Mr. Pearson has a nearly encyclopedic knowledge of club members’ injuries, and he connects people who he thinks will benefit from speaking with each other, almost like a sponsor in a recovery group. He put Ms. Craney’s father in touch with an American whose daughter had also been attacked. The two men, both of whom joined Bite Club, had suffered from nightmares, fear of the ocean and a paralyzing dread for their daughters.
A few club members are people who lost relatives to shark encounters — reminders, to the others, of how easily their stories could have ended differently.
Some of those members have asked survivors about the pain they suffered, wanting to know what their loved ones’ final moments were like, Mr. Pearson said. He assured them that in the first 20 minutes of the experience, with adrenaline coursing through his body, he felt absolutely nothing.
Back in the Water
Last month, Ms. Craney marked the fifth anniversary of her attack. She is back in the water, swimming and diving. She recently moved from Sydney back to Cairns, near the site of her bite, to be closer to the ocean she loves. She is also starting a business, teaching diving to people who struggle with trauma.
On her drive up, she stayed with Mr. Pearson and Ms. Minett at their home in Coopernook. They went for a quick swim at Crowdy Head, where Mr. Pearson was attacked, near where she hallucinated. She peeled off socks that featured cartoon sharks and, on the soles, the words “BITE ME.”
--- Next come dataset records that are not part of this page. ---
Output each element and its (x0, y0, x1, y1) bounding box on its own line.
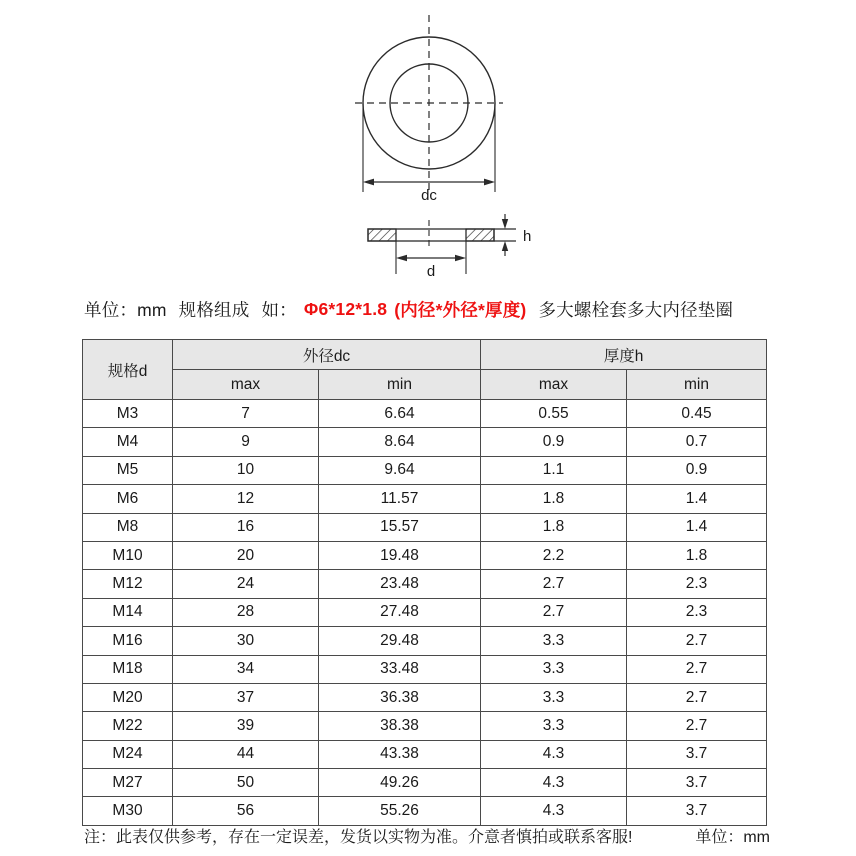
cell-od-max: 37 (173, 683, 319, 711)
cell-h-max: 3.3 (481, 655, 627, 683)
cell-od-min: 38.38 (319, 712, 481, 740)
cell-h-min: 1.4 (627, 513, 767, 541)
table-row (83, 570, 767, 598)
table-row (83, 712, 767, 740)
cell-h-min: 2.7 (627, 683, 767, 711)
cell-od-min: 29.48 (319, 627, 481, 655)
table-row (83, 740, 767, 768)
th-od-min: min (319, 370, 481, 400)
cell-h-max: 4.3 (481, 797, 627, 825)
cell-spec: M10 (83, 541, 173, 569)
dc-dimension-label: dc (421, 187, 437, 204)
th-h-min: min (627, 370, 767, 400)
cell-h-max: 2.2 (481, 541, 627, 569)
spec-composition-note (84, 294, 784, 324)
table-row (83, 598, 767, 626)
section-hatch-left (368, 229, 396, 241)
section-view-group (368, 214, 531, 280)
cell-h-max: 3.3 (481, 683, 627, 711)
th-outer-diameter: 外径dc (173, 340, 481, 370)
cell-spec: M30 (83, 797, 173, 825)
cell-spec: M5 (83, 456, 173, 484)
cell-spec: M8 (83, 513, 173, 541)
cell-od-max: 7 (173, 400, 319, 428)
cell-spec: M14 (83, 598, 173, 626)
cell-h-max: 0.55 (481, 400, 627, 428)
th-spec: 规格d (83, 340, 173, 400)
cell-h-min: 3.7 (627, 797, 767, 825)
table-body (83, 400, 767, 826)
cell-spec: M20 (83, 683, 173, 711)
table-row (83, 683, 767, 711)
th-od-max: max (173, 370, 319, 400)
cell-od-min: 8.64 (319, 428, 481, 456)
spec-note-example-value: Φ6*12*1.8 (303, 298, 388, 319)
cell-od-min: 19.48 (319, 541, 481, 569)
cell-od-min: 33.48 (319, 655, 481, 683)
cell-od-max: 20 (173, 541, 319, 569)
cell-od-max: 10 (173, 456, 319, 484)
cell-od-max: 30 (173, 627, 319, 655)
cell-h-max: 3.3 (481, 627, 627, 655)
spec-note-tail: 多大螺栓套多大内径垫圈 (538, 299, 734, 320)
table-row (83, 541, 767, 569)
cell-h-min: 3.7 (627, 769, 767, 797)
h-dimension-label: h (523, 228, 532, 245)
cell-od-max: 50 (173, 769, 319, 797)
spec-note-example-intro: 如： (261, 299, 297, 320)
cell-spec: M27 (83, 769, 173, 797)
cell-h-min: 1.8 (627, 541, 767, 569)
cell-h-max: 1.1 (481, 456, 627, 484)
footer-note-text: 注：此表仅供参考，存在一定误差，发货以实物为准。介意者慎拍或联系客服! (84, 828, 633, 846)
footer-unit-text: 单位：mm (695, 828, 770, 846)
cell-od-min: 55.26 (319, 797, 481, 825)
h-dimension-group (494, 214, 516, 256)
table-row (83, 627, 767, 655)
th-h-max: max (481, 370, 627, 400)
washer-spec-table (82, 339, 767, 826)
th-thickness: 厚度h (481, 340, 767, 370)
cell-od-max: 9 (173, 428, 319, 456)
cell-h-min: 2.7 (627, 655, 767, 683)
cell-od-max: 16 (173, 513, 319, 541)
table-header-row-2 (83, 370, 767, 400)
table-row (83, 428, 767, 456)
cell-od-min: 6.64 (319, 400, 481, 428)
d-dimension-line (396, 255, 466, 261)
table-row (83, 400, 767, 428)
cell-h-max: 3.3 (481, 712, 627, 740)
cell-od-max: 12 (173, 485, 319, 513)
cell-od-max: 34 (173, 655, 319, 683)
d-dimension-label: d (426, 263, 436, 280)
cell-h-max: 2.7 (481, 570, 627, 598)
table-row (83, 513, 767, 541)
cell-h-min: 2.3 (627, 570, 767, 598)
table-header (83, 340, 767, 400)
cell-od-max: 24 (173, 570, 319, 598)
cell-spec: M24 (83, 740, 173, 768)
cell-spec: M3 (83, 400, 173, 428)
spec-note-composition-label: 规格组成 (178, 299, 250, 320)
cell-od-min: 27.48 (319, 598, 481, 626)
cell-h-min: 2.3 (627, 598, 767, 626)
cell-h-min: 3.7 (627, 740, 767, 768)
cell-h-min: 0.7 (627, 428, 767, 456)
cell-h-min: 1.4 (627, 485, 767, 513)
cell-spec: M12 (83, 570, 173, 598)
top-view-group (355, 15, 503, 204)
cell-spec: M4 (83, 428, 173, 456)
cell-od-max: 28 (173, 598, 319, 626)
cell-od-min: 15.57 (319, 513, 481, 541)
cell-h-max: 4.3 (481, 769, 627, 797)
table-row (83, 456, 767, 484)
cell-h-max: 0.9 (481, 428, 627, 456)
cell-h-min: 2.7 (627, 712, 767, 740)
cell-od-min: 43.38 (319, 740, 481, 768)
cell-spec: M6 (83, 485, 173, 513)
spec-note-unit: 单位：mm (84, 299, 167, 320)
cell-od-max: 56 (173, 797, 319, 825)
cell-h-max: 2.7 (481, 598, 627, 626)
section-hatch-right (466, 229, 494, 241)
cell-h-min: 2.7 (627, 627, 767, 655)
cell-spec: M22 (83, 712, 173, 740)
table-footer-note (84, 822, 774, 848)
cell-od-min: 49.26 (319, 769, 481, 797)
cell-h-min: 0.9 (627, 456, 767, 484)
cell-h-min: 0.45 (627, 400, 767, 428)
cell-h-max: 1.8 (481, 513, 627, 541)
spec-note-example-meaning: (内径*外径*厚度) (394, 299, 527, 320)
table-header-row-1 (83, 340, 767, 370)
cell-od-min: 23.48 (319, 570, 481, 598)
cell-od-max: 39 (173, 712, 319, 740)
cell-h-max: 4.3 (481, 740, 627, 768)
table-row (83, 655, 767, 683)
cell-od-min: 9.64 (319, 456, 481, 484)
washer-technical-drawing (0, 0, 856, 290)
table-row (83, 485, 767, 513)
cell-od-max: 44 (173, 740, 319, 768)
cell-spec: M18 (83, 655, 173, 683)
cell-od-min: 11.57 (319, 485, 481, 513)
cell-spec: M16 (83, 627, 173, 655)
table-row (83, 769, 767, 797)
cell-h-max: 1.8 (481, 485, 627, 513)
cell-od-min: 36.38 (319, 683, 481, 711)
Looking out at the waves he’s surfed for five decades, Mr. Pearson said that his attack, more than 14 years later, still colored his every encounter with the ocean.
“I used to stare at the waves, thinking of how I would ride each one,” he said. Now, each surf is tinged with fear. But he swallows it and paddles out, several days a week.
How long does an attack stay with you? A few years ago, Mr. Pearson got a call from a staff member at a nursing home, who asked if he would meet with a resident in his 80s. The man, who had Alzheimer’s, was experiencing night terrors that seemed to stem from his experience with a shark. The man had been attacked in 1955.
Mr. Pearson visited him twice, listening to his story, as he does for new members of Bite Club. Even though the man couldn’t remember Mr. Pearson’s name on the second visit, he recounted the details of his attack as if it had just happened.
Their chats seemed to bring the man peace, and his nights were calmer after that. For Mr. Pearson, that’s what it’s all about. What he has lost in his uncomplicated love for the ocean, he has gained in profound connections with hundreds of people around the world.